Angela Oduor Lungati on rethinking openness in the age of AI

For years, we’ve heard the following phrases frequently:

Data is the new oil
Data is the new currency

But recently, while co-hosting the Coded Bias Nairobi Tour event with the Algorithmic Justice League and Baraza Media Lab, a different phrase stayed with me. Dr Joy Buolamwini [Fellow of the Institute for Ethics in AI, Accelerator Fellowship Programme] described data as something else entirely.

“Data is destiny”

That framing changes the conversation. It moves data away from being something to extract and towards something deeply human. Data doesn’t just describe our world; it increasingly determines how decisions about us are made.

So, a harder question emerges:

Who gets to shape that destiny?

For over 19 years, the work we’ve done at Ushahidi has been grounded in a simple belief: lived experiences count as expertise. Communities closest to a problem often understand it best; they’ve simply lacked the infrastructure to make that knowledge visible in decision-making spaces.

We’ve built tools to help people share what’s happening around them in real time during elections, disasters, public health crises, and climate adaptation efforts. Time and again, community-generated data have revealed patterns that decision-makers and wider institutions have missed.

But the role of data is changing. In today’s AI era, data doesn’t only inform decisions; it trains systems that make them.

Recent assessments suggest Africa contributes less than 1% of global AI research output despite representing roughly 18% of the world’s population. Predictably, many systems struggle to understand African languages, contexts, and social realities because of these data gaps.

Representation matters, and better representative datasets are part of the solution.

But that is not the whole story.

The Paradox of Inclusion

Across the continent and beyond, data is often collected in the name of innovation and development without meaningful participation or protection for the people who generate it. Local knowledge, behavioural patterns, and even biometric information are captured and used to train global AI systems, systems communities have little stake in shaping and limited ability to access or benefit from. African language data, for example, has often been crowdsourced or scraped to build models that remain inaccessible to the very communities that made them possible.

We now face a defining paradox:

We need more representative data to make AI systems fairer.

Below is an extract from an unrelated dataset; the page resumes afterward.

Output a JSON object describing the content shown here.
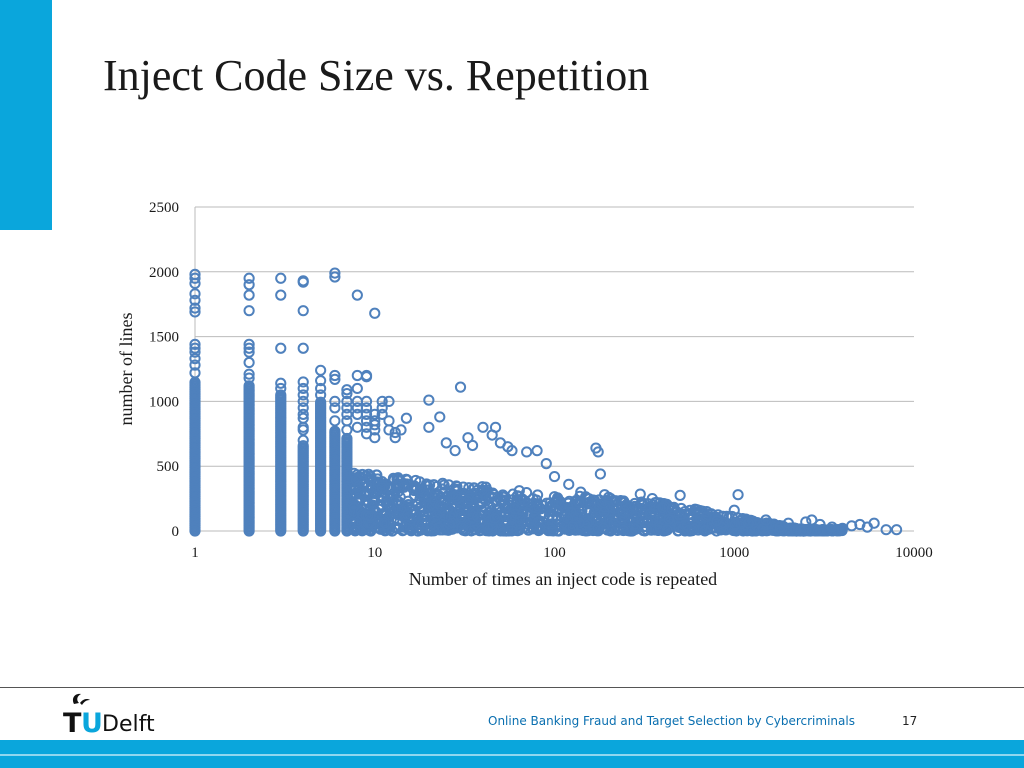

But collecting and sharing data can also deepen exploitation, inadvertently facilitating data extractivism.

Ushahidi’s Dilemma

For us at Ushahidi, this tension is deeply personal.

Since 2008, communities around the world have trusted our platforms to share their lived experiences with us, be it about violence, governance failures, environmental risks, and more.

As AI continues to proliferate in the ecosystems we operate in, an obvious question has emerged:

Should we open these datasets to help improve representation in AI systems?

Our instinct, shaped by years in open source and open data movements, was, and still is, yes.

But we’ve come to recognise that the assumptions that shaped openness on the web do not fully hold in the age of AI (as others in the wider knowledge commons are coming to realise as well, such as Creative Commons in this recent post on how to keep the internet human). Releasing data without safeguards could expose communities to harm, allow value to be extracted without return, and remove agency from the very people whose experiences made the data meaningful.

The question is no longer simply whether data should be open, but whether openness itself must evolve.

The Next Question

Over the years, Ushahidi’s work has been guided by a series of questions:

How do we help people raise their voices to influence decision-making?
How do we transform those raised voices into meaningful insight?
How do we make sure that technology serves communities rather than institutions alone?

Now, a new question sits in front of us:

How do we share data in ways that preserve agency, protect people, and ensure value flows back to the communities who generated it?

This is not just a technical challenge. It’s a governance challenge.

What’s needed today are new licensing approaches, community governance models, and norms that define ethical and responsible re-use, especially when data is being used to train autonomous systems.

Towards a Responsible Data Commons

Ushahidi is embarking on an exciting journey to launch Distant Voices, an evolution of our product and service offering to enable people to quickly gather data and generate insights from it to tackle issues that matter most to them.

A key component of this vision is the creation of a data commons that can both improve representation in AI systems and enable deeper insight by learning from historic collective intelligence across sectors and geographies. The challenge is doing this responsibly.

Diagram: How Distant Voices will enhance the Ushahidi Platform's service offering

As an accelerator fellow with Oxford University’s Institute for Ethics in AI, I’ll be exploring what structures would enable Ushahidi deployers to share their datasets — and how Ushahidi can open them while preserving dignity and agency.

We’re exploring:

Community governance models that should exist before datasets are shared
Alternative licensing frameworks to prevent exploitative use
Benefit-sharing mechanisms that might work in practice
And responsibilities organisations should carry once data trains AI systems

A New Phase for the Open Movement?

Open data and open source helped shape the modern internet. They made participation possible.

AI now forces us to ask a deeper question:

Participation on whose terms?

If data truly is destiny, then communities must have a say in how that destiny is written — not only when data is collected, but when it is reused and scaled beyond its original context.

This work is one step towards building an ecosystem where data does not merely include people, but respects them.

Because the future of open technology will not be defined only by access. It will be defined by agency.